Britain’s payouts for former leaders
In 1991, Prime Minister John Major and Cabinet Secretary Sir Robin Butler introduced the Public Duty Costs Allowance (PDCA). This is a government-regulated program that offers all prime ministers an annual allowance after their tenure.
The allowance is capped at 115,000 pounds a year and is designated for any expenses a former leader may incur after leaving office. This includes paying for the services of a secretary and maintaining an office.
According to the government website, the program’s purpose is to allow former leaders to fulfill public duties even after they leave office. Put simply, it’s compensation for any duties a former prime minister is expected to fulfill after they resign or complete their official term.
The PDCA is not a pension. British leaders are paid a pension separately. The program also has strict limitations. It cannot be paid in advance. Instead, the former leaders are expected to file supporting documents such as receipts, pay slips for staff and travel cards to the Cabinet Office Finance or the National Audit Office for audit purposes.
It’s also a voluntary allowance. Truss hasn’t accepted any payouts under this program yet. Since her tenure was the shortest in British history and was completed during an economic downturn for the British economy, opposition politicians and trade unions are discouraging her from claiming the allowance.
Whether or not the former PM claims this annual payout, her short tenure may have already had an impact on the passive income for ordinary investors.
Truss’s impact on your passive income
The hallmark of Truss’s short tenure was her administration’s disastrous economic policy. The British pound fell to a record low when her finance minister Kwasi Kwarteng introduced a “mini budget” with tax cuts and spending increases. The sell-off intensified when the finance minister was dismissed and the policies reversed.
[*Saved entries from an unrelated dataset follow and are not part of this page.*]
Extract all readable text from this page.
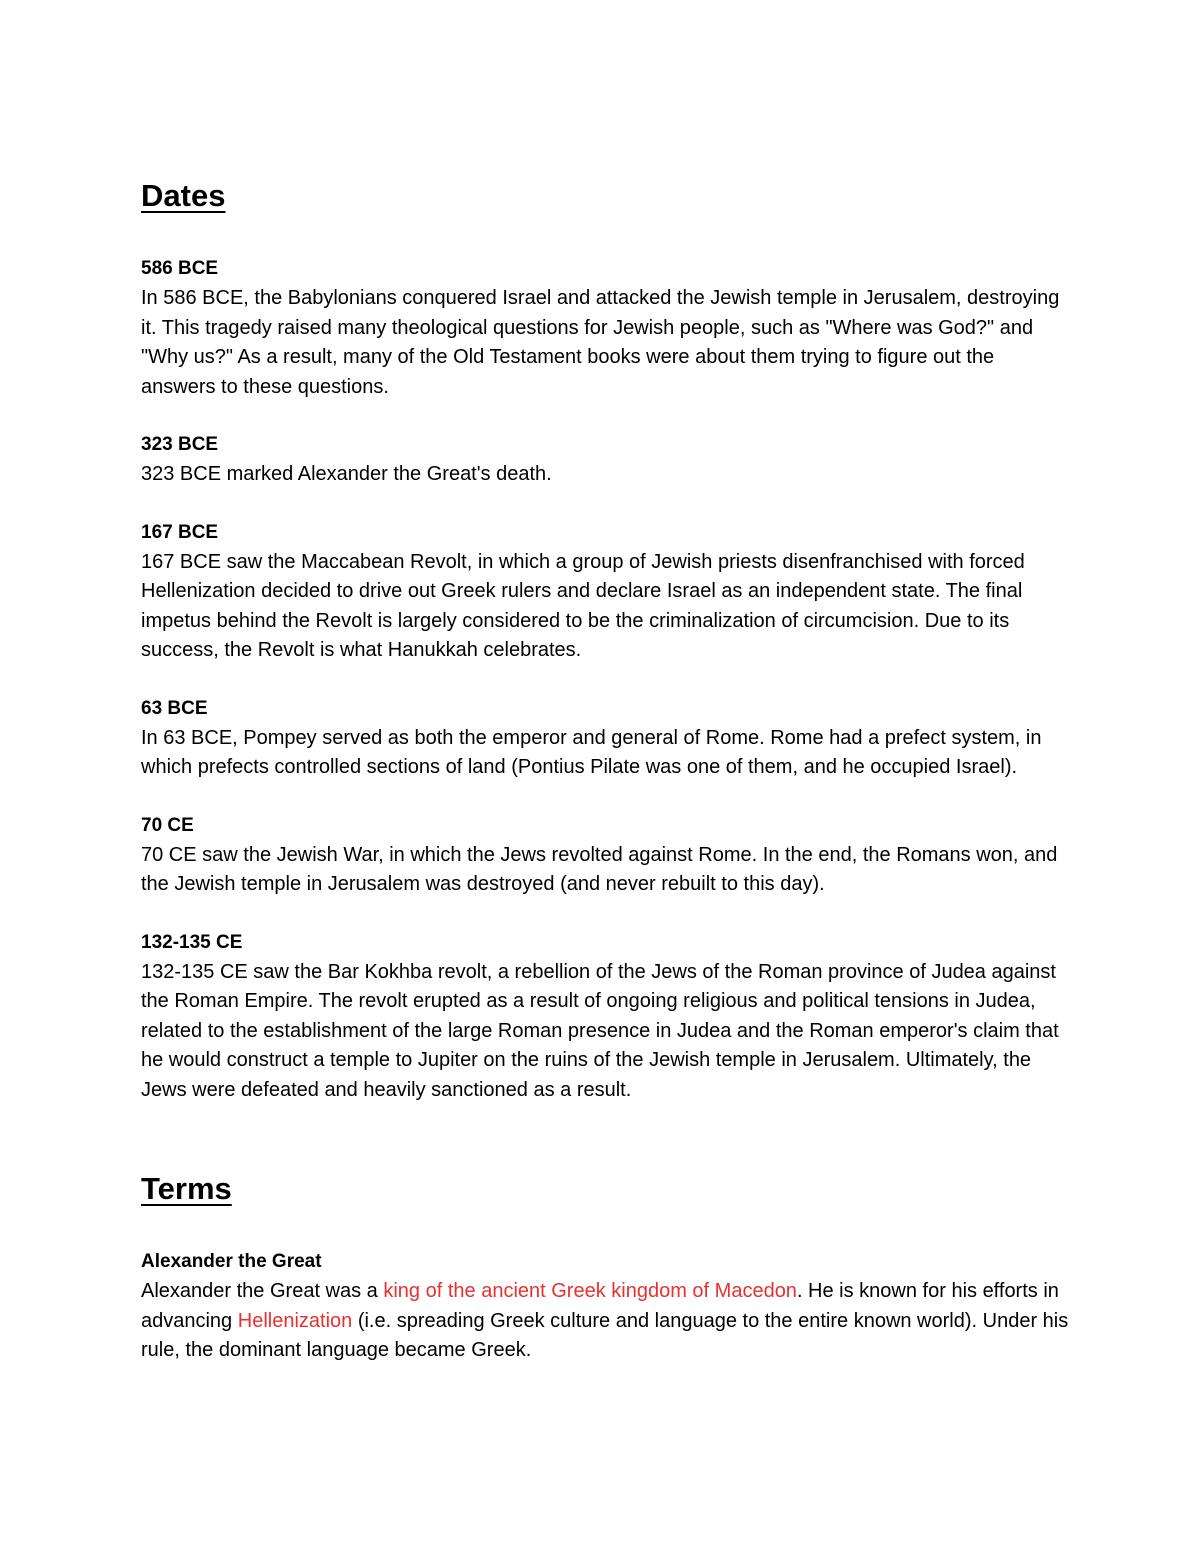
Dates

586 BCE

In 586 BCE, the Babylonians conquered Israel and attacked the Jewish temple in Jerusalem, destroying it. This tragedy raised many theological questions for Jewish people, such as "Where was God?" and "Why us?" As a result, many of the Old Testament books were about them trying to figure out the answers to these questions.

323 BCE

323 BCE marked Alexander the Great's death.

167 BCE

167 BCE saw the Maccabean Revolt, in which a group of Jewish priests disenfranchised with forced Hellenization decided to drive out Greek rulers and declare Israel as an independent state. The final impetus behind the Revolt is largely considered to be the criminalization of circumcision. Due to its success, the Revolt is what Hanukkah celebrates.

63 BCE

In 63 BCE, Pompey served as both the emperor and general of Rome. Rome had a prefect system, in which prefects controlled sections of land (Pontius Pilate was one of them, and he occupied Israel).

70 CE

70 CE saw the Jewish War, in which the Jews revolted against Rome. In the end, the Romans won, and the Jewish temple in Jerusalem was destroyed (and never rebuilt to this day).

132-135 CE

132-135 CE saw the Bar Kokhba revolt, a rebellion of the Jews of the Roman province of Judea against the Roman Empire. The revolt erupted as a result of ongoing religious and political tensions in Judea, related to the establishment of the large Roman presence in Judea and the Roman emperor's claim that he would construct a temple to Jupiter on the ruins of the Jewish temple in Jerusalem. Ultimately, the Jews were defeated and heavily sanctioned as a result.

Terms

Alexander the Great

Alexander the Great was a king of the ancient Greek kingdom of Macedon. He is known for his efforts in advancing Hellenization (i.e. spreading Greek culture and language to the entire known world). Under his rule, the dominant language became Greek.
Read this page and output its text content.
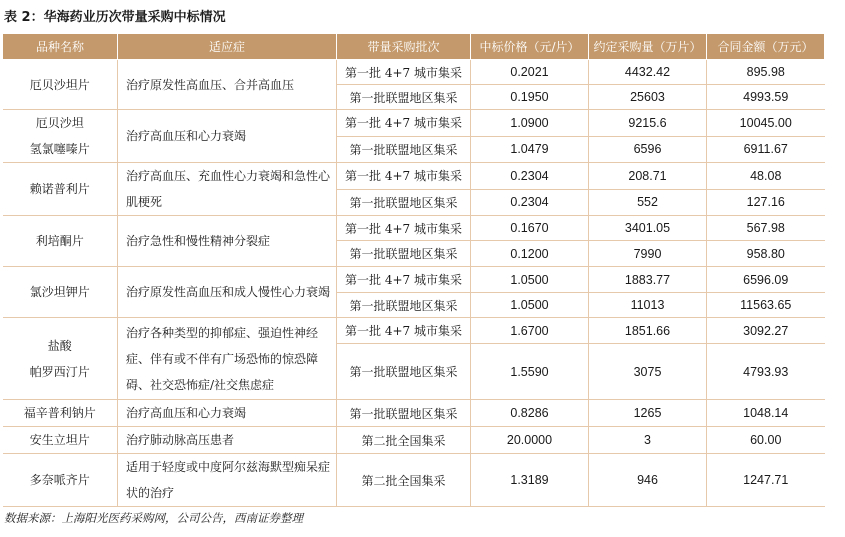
表 2：华海药业历次带量采购中标情况
品种名称	适应症	带量采购批次	中标价格（元/片）	约定采购量（万片）	合同金额（万元）
厄贝沙坦片	治疗原发性高血压、合并高血压	第一批 4+7 城市集采	0.2021	4432.42	895.98
		第一批联盟地区集采	0.1950	25603	4993.59
厄贝沙坦
氢氯噻嗪片	治疗高血压和心力衰竭	第一批 4+7 城市集采	1.0900	9215.6	10045.00
		第一批联盟地区集采	1.0479	6596	6911.67
赖诺普利片	治疗高血压、充血性心力衰竭和急性心肌梗死	第一批 4+7 城市集采	0.2304	208.71	48.08
		第一批联盟地区集采	0.2304	552	127.16
利培酮片	治疗急性和慢性精神分裂症	第一批 4+7 城市集采	0.1670	3401.05	567.98
		第一批联盟地区集采	0.1200	7990	958.80
氯沙坦钾片	治疗原发性高血压和成人慢性心力衰竭	第一批 4+7 城市集采	1.0500	1883.77	6596.09
		第一批联盟地区集采	1.0500	11013	11563.65
盐酸
帕罗西汀片	治疗各种类型的抑郁症、强迫性神经症、伴有或不伴有广场恐怖的惊恐障碍、社交恐怖症/社交焦虑症	第一批 4+7 城市集采	1.6700	1851.66	3092.27
		第一批联盟地区集采	1.5590	3075	4793.93
福辛普利钠片	治疗高血压和心力衰竭	第一批联盟地区集采	0.8286	1265	1048.14
安生立坦片	治疗肺动脉高压患者	第二批全国集采	20.0000	3	60.00
多奈哌齐片	适用于轻度或中度阿尔兹海默型痴呆症状的治疗	第二批全国集采	1.3189	946	1247.71
数据来源：上海阳光医药采购网，公司公告，西南证券整理
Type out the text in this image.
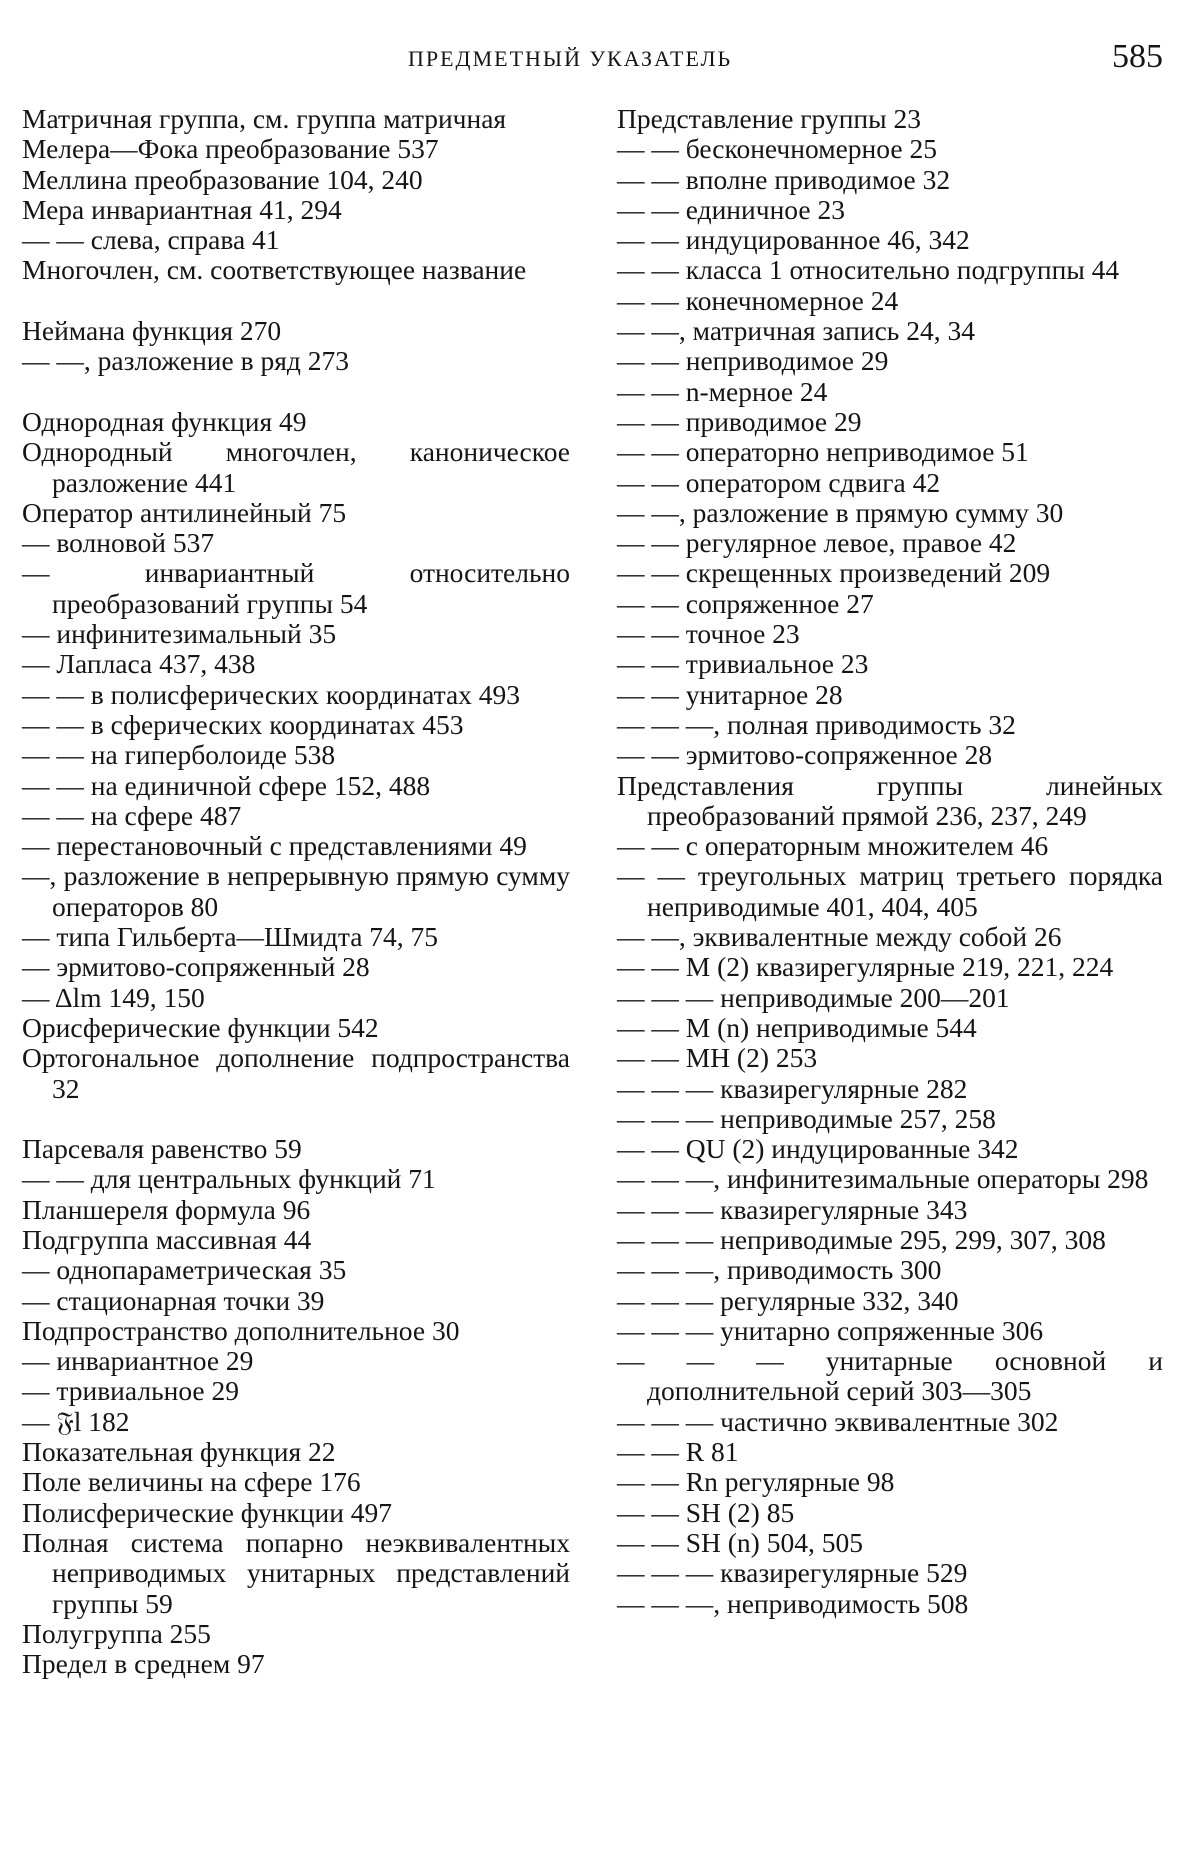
ПРЕДМЕТНЫЙ УКАЗАТЕЛЬ	585
Матричная группа, см. группа матричная
Мелера—Фока преобразование 537
Меллина преобразование 104, 240
Мера инвариантная 41, 294
— — слева, справа 41
Многочлен, см. соответствующее название
Неймана функция 270
— —, разложение в ряд 273
Однородная функция 49
Однородный многочлен, каноническое разложение 441
Оператор антилинейный 75
— волновой 537
— инвариантный относительно преобразований группы 54
— инфинитезимальный 35
— Лапласа 437, 438
— — в полисферических координатах 493
— — в сферических координатах 453
— — на гиперболоиде 538
— — на единичной сфере 152, 488
— — на сфере 487
— перестановочный с представлениями 49
—, разложение в непрерывную прямую сумму операторов 80
— типа Гильберта—Шмидта 74, 75
— эрмитово-сопряженный 28
— Δlm 149, 150
Орисферические функции 542
Ортогональное дополнение подпространства 32
Парсеваля равенство 59
— — для центральных функций 71
Планшереля формула 96
Подгруппа массивная 44
— однопараметрическая 35
— стационарная точки 39
Подпространство дополнительное 30
— инвариантное 29
— тривиальное 29
— 𝔉l 182
Показательная функция 22
Поле величины на сфере 176
Полисферические функции 497
Полная система попарно неэквивалентных неприводимых унитарных представлений группы 59
Полугруппа 255
Предел в среднем 97
Представление группы 23
— — бесконечномерное 25
— — вполне приводимое 32
— — единичное 23
— — индуцированное 46, 342
— — класса 1 относительно подгруппы 44
— — конечномерное 24
— —, матричная запись 24, 34
— — неприводимое 29
— — n-мерное 24
— — приводимое 29
— — операторно неприводимое 51
— — оператором сдвига 42
— —, разложение в прямую сумму 30
— — регулярное левое, правое 42
— — скрещенных произведений 209
— — сопряженное 27
— — точное 23
— — тривиальное 23
— — унитарное 28
— — —, полная приводимость 32
— — эрмитово-сопряженное 28
Представления группы линейных преобразований прямой 236, 237, 249
— — с операторным множителем 46
— — треугольных матриц третьего порядка неприводимые 401, 404, 405
— —, эквивалентные между собой 26
— — M (2) квазирегулярные 219, 221, 224
— — — неприводимые 200—201
— — M (n) неприводимые 544
— — MH (2) 253
— — — квазирегулярные 282
— — — неприводимые 257, 258
— — QU (2) индуцированные 342
— — —, инфинитезимальные операторы 298
— — — квазирегулярные 343
— — — неприводимые 295, 299, 307, 308
— — —, приводимость 300
— — — регулярные 332, 340
— — — унитарно сопряженные 306
— — — унитарные основной и дополнительной серий 303—305
— — — частично эквивалентные 302
— — R 81
— — Rn регулярные 98
— — SH (2) 85
— — SH (n) 504, 505
— — — квазирегулярные 529
— — —, неприводимость 508
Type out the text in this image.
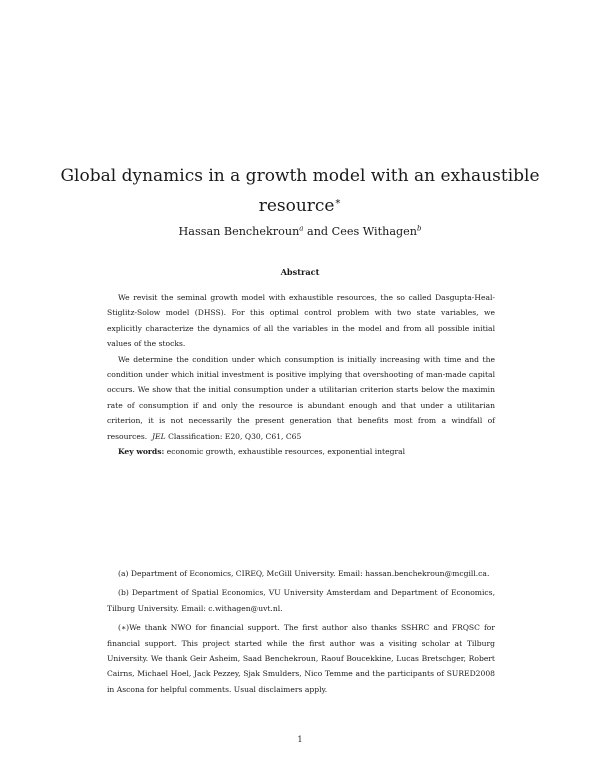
Global dynamics in a growth model with an exhaustible resource∗
Hassan Benchekroun$^a$ and Cees Withagen$^b$
Abstract

We revisit the seminal growth model with exhaustible resources, the so called Dasgupta-Heal-Stiglitz-Solow model (DHSS). For this optimal control problem with two state variables, we explicitly characterize the dynamics of all the variables in the model and from all possible initial values of the stocks.

We determine the condition under which consumption is initially increasing with time and the condition under which initial investment is positive implying that overshooting of man-made capital occurs. We show that the initial consumption under a utilitarian criterion starts below the maximin rate of consumption if and only the resource is abundant enough and that under a utilitarian criterion, it is not necessarily the present generation that benefits most from a windfall of resources. JEL Classification: E20, Q30, C61, C65

Key words: economic growth, exhaustible resources, exponential integral

(a) Department of Economics, CIREQ, McGill University. Email: hassan.benchekroun@mcgill.ca.

(b) Department of Spatial Economics, VU University Amsterdam and Department of Economics, Tilburg University. Email: c.withagen@uvt.nl.

(∗)We thank NWO for financial support. The first author also thanks SSHRC and FRQSC for financial support. This project started while the first author was a visiting scholar at Tilburg University. We thank Geir Asheim, Saad Benchekroun, Raouf Boucekkine, Lucas Bretschger, Robert Cairns, Michael Hoel, Jack Pezzey, Sjak Smulders, Nico Temme and the participants of SURED2008 in Ascona for helpful comments. Usual disclaimers apply.

1
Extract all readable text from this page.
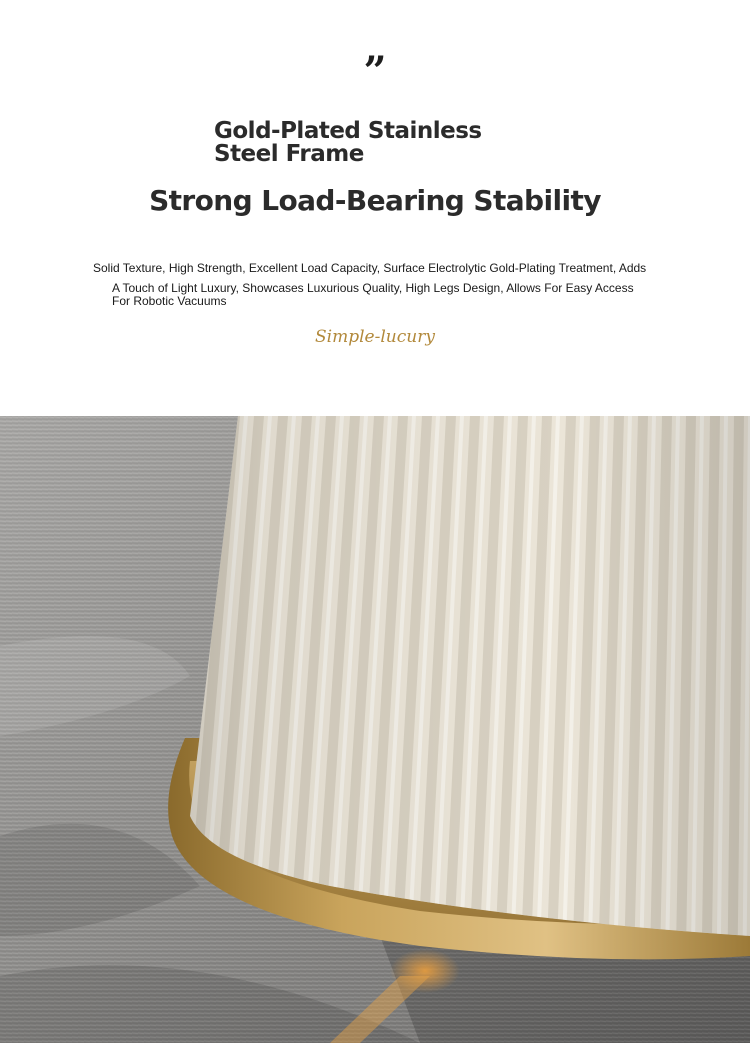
”
Gold-Plated Stainless
Steel Frame
Strong Load-Bearing Stability
Solid Texture, High Strength, Excellent Load Capacity, Surface Electrolytic Gold-Plating Treatment, Adds
A Touch of Light Luxury, Showcases Luxurious Quality, High Legs Design, Allows For Easy Access
For Robotic Vacuums
Simple-lucury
The British pound bounced when Truss announced her resignation but has since continued its slide. Investors could be indicating that there’s simply too much volatility and political uncertainty to invest in the U.K. right now.
However, this environment could be ideal for contrarian investors. Some British companies are publicly listed in New York. These companies are also exposed to foreign markets and the U.S. dollar more than the British economy. That means a weaker pound benefits them.
British American Tobacco (BAT) and Diageo (DEO) are the best examples of this. These two massive conglomerates own a portfolio of cigarette and liquor brands across the world. Their revenues are primarily generated offshore. Diageo offers 200 brands across 180 countries, while BAT generated 45% of its revenue in the U.S. This means a weaker British pound boosts their profit margins.
Both companies are also recession-resistant dividend stocks. British American Tobacco pays a 7.5% dividend yield while Diageo pays 2.3%. Stocks like these could be safe bets for investors seeking a contrarian bet on the British pound and economy in the months ahead.